Spatial and Temporal Variations in Soil Salinity and Groundwater in the Downstream Yarkant River Irrigation District

The downstream irrigation district of the Yarkant River basin has experienced increasing soil salinization driven by shallow groundwater levels, constraining the sustainable development of regional agriculture. However, the dynamic relationship between soil salinity and groundwater depth in this region remains unclear, limiting the effectiveness of saline–alkali land remediation strategies based on groundwater level regulation. In this study, field data were collected in 2025 on total soil salinity, concentrations of eight major ions, groundwater depth, and groundwater salinity in the irrigation district. The spatiotemporal distribution patterns of soil salinity, groundwater depth, and groundwater salinity were analyzed, along with their interrelationships.

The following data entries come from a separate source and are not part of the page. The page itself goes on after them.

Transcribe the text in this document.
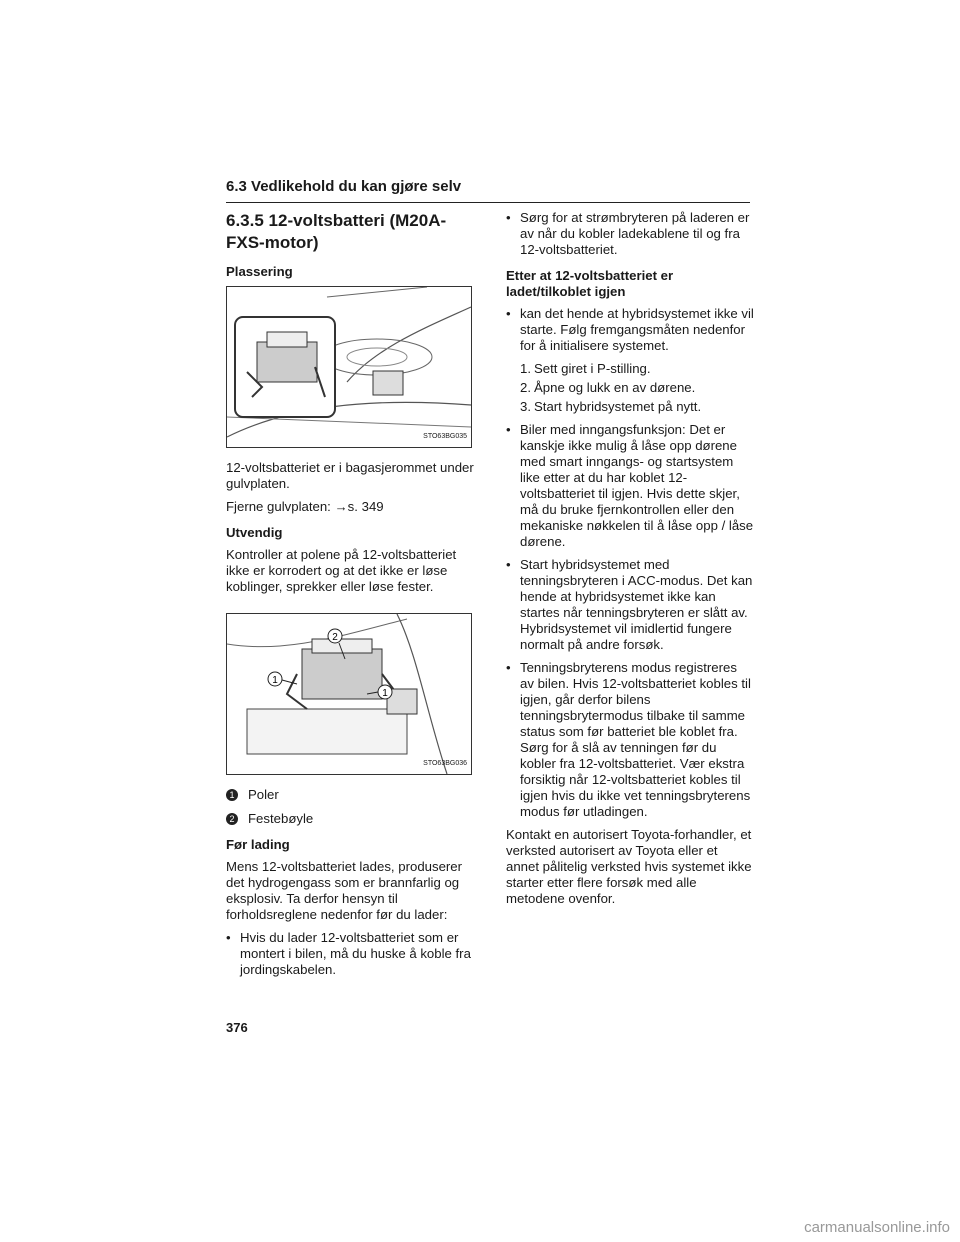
6.3 Vedlikehold du kan gjøre selv
6.3.5 12-voltsbatteri (M20A-FXS-motor)
Plassering
STO63BG035

12-voltsbatteriet er i bagasjerommet under gulvplaten.

Fjerne gulvplaten: →s. 349

Utvendig

Kontroller at polene på 12-voltsbatteriet ikke er korrodert og at det ikke er løse koblinger, sprekker eller løse fester.

2
1
1
STO63BG036
1 Poler
2 Festebøyle
Før lading

Mens 12-voltsbatteriet lades, produserer det hydrogengass som er brannfarlig og eksplosiv. Ta derfor hensyn til forholdsreglene nedenfor før du lader:

• Hvis du lader 12-voltsbatteriet som er montert i bilen, må du huske å koble fra jordingskabelen.
• Sørg for at strømbryteren på laderen er av når du kobler ladekablene til og fra 12-voltsbatteriet.
Etter at 12-voltsbatteriet er ladet/tilkoblet igjen
• kan det hende at hybridsystemet ikke vil starte. Følg fremgangsmåten nedenfor for å initialisere systemet.
1. Sett giret i P-stilling.
2. Åpne og lukk en av dørene.
3. Start hybridsystemet på nytt.
• Biler med inngangsfunksjon: Det er kanskje ikke mulig å låse opp dørene med smart inngangs- og startsystem like etter at du har koblet 12-voltsbatteriet til igjen. Hvis dette skjer, må du bruke fjernkontrollen eller den mekaniske nøkkelen til å låse opp / låse dørene.
• Start hybridsystemet med tenningsbryteren i ACC-modus. Det kan hende at hybridsystemet ikke kan startes når tenningsbryteren er slått av. Hybridsystemet vil imidlertid fungere normalt på andre forsøk.
• Tenningsbryterens modus registreres av bilen. Hvis 12-voltsbatteriet kobles til igjen, går derfor bilens tenningsbrytermodus tilbake til samme status som før batteriet ble koblet fra. Sørg for å slå av tenningen før du kobler fra 12-voltsbatteriet. Vær ekstra forsiktig når 12-voltsbatteriet kobles til igjen hvis du ikke vet tenningsbryterens modus før utladingen.

Kontakt en autorisert Toyota-forhandler, et verksted autorisert av Toyota eller et annet pålitelig verksted hvis systemet ikke starter etter flere forsøk med alle metodene ovenfor.

376
carmanualsonline.info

The soils in the irrigation district are predominantly mildly to moderately saline. Overall, soil salinity exhibits clear seasonal patterns, characterized by accumulation due to evaporation in spring and autumn and dilution through irrigation in summer. The dominant anions in the soil were SO₄²⁻ and Cl⁻, while Ca²⁺ and Na⁺ were the dominant cations, indicating a chloride–sulfate salinity type. Soil salinity shows a significant positive correlation with groundwater mineralization. A clear Boltzmann function relationship was identified between soil salinity and groundwater depth, revealing a critical groundwater depth of 2.10–2.18 m for salt accumulation in the irrigation district. The critical groundwater depths corresponding to soil salinity and major salt ions, from lowest to highest, are Cl⁻ < Na⁺ < total salts < SO₄²⁻ < Ca²⁺. Random forest regression analysis identified the main factors influencing soil salinity and their relative importance, ranked from highest to lowest as follows: groundwater depth > Na⁺ > Cl⁻ > groundwater salinity > Ca²⁺ > SO₄²⁻ > Mg²⁺ > HCO₃⁻ > K⁺ > CO₃²⁻. Maintaining groundwater depth below the critical threshold and focusing on groundwater ions that strongly influence soil salinity can effectively alleviate soil salinization in the lower Yarkant River irrigation district caused by shallow, highly mineralized groundwater.